I was married to my late husband for 27 yrs. His ex chose to keep her married name, presumably to have the same name as her adult children and also because changing would have been a faff.
It did cause me a bit of inconvenience at work. She met her Affair Partner at work, in a school.
I worked in a school in the same region. The way that emails were set up would have meant us having almost identical email addresses and I could see that there would be confusion in other ways. Partly because of that, I kept my own name at work for the first 8 years. I just sucked up any confusion outside work.
Things did take a weird turn. When her AP died, she finished up with DH's best friend, a widow. When he died, I helped her out with a hospital appointment - she needed a day procedure, the kids weren't stepping up and DH couldn't drive by then.

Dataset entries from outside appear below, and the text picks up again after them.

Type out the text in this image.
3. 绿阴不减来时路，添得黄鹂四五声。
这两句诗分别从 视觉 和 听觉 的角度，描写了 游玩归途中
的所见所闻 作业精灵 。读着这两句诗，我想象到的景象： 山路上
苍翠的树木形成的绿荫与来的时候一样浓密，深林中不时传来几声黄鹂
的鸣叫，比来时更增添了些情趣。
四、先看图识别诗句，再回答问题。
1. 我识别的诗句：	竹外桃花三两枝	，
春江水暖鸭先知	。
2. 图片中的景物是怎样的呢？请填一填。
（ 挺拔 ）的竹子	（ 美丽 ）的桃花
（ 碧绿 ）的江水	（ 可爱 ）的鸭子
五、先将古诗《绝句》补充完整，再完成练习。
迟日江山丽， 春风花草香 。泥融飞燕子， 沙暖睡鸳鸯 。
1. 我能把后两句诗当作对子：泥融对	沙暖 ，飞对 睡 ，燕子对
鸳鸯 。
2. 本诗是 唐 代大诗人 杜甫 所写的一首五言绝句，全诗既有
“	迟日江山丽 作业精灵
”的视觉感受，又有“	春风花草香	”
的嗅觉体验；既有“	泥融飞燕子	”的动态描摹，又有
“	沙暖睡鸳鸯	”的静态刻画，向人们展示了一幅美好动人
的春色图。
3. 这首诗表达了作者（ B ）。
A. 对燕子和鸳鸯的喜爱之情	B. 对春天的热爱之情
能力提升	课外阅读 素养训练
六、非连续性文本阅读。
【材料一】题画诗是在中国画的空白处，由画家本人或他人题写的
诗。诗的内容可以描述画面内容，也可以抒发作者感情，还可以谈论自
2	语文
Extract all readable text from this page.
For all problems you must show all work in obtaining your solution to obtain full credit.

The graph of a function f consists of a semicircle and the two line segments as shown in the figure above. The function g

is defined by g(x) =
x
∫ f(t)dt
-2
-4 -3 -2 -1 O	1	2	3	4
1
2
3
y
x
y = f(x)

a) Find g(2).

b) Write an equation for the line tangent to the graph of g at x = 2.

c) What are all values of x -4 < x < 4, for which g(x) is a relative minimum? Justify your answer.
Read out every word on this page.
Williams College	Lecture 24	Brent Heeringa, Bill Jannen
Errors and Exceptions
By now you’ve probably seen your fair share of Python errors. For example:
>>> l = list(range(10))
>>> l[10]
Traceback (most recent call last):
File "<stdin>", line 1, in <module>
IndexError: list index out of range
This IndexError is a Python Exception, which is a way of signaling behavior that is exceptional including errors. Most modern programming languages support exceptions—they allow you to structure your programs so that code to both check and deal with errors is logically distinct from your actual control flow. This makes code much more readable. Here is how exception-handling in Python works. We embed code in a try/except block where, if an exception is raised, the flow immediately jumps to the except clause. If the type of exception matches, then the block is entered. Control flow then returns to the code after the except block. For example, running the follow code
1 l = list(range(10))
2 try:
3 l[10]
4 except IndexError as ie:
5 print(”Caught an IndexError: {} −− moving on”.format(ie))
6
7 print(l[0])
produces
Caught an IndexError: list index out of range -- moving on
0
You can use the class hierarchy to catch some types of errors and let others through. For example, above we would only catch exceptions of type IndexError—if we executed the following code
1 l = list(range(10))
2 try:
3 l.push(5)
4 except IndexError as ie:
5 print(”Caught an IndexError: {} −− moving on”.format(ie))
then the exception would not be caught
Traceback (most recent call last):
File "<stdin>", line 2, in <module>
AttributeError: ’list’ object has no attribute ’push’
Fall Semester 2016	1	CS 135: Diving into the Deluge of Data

I dropped her off. After I got the phone call to pick her up, I discovered that she'd put me down as her Next of Kin at hospital. That made me feel a bit uncomfortable.
I'll cut this short, but suffice to say that by the time DH died, his ex had Partner No 4 who dropped her off at DH's funeral and some strange things happened around that time.
Ergo, when I had to sort out the enscription on the memorial I followed the old Scottish tradition of putting my maiden name instead of my married name - I wasn't risking people thinking that it was her. (At a point when I was on my own, trying to keep the last of my sanity whilst organising a funeral during lockdown, I'd got a phone call from DH's DIL, telling me that the ex was "devastated"...)
So...I can understand your feelings, @ByCyanPlayer - but I voted YABU. For the reasons that I outlined at the beginning, it's often sensible for a divorcee to keep her ex's surname.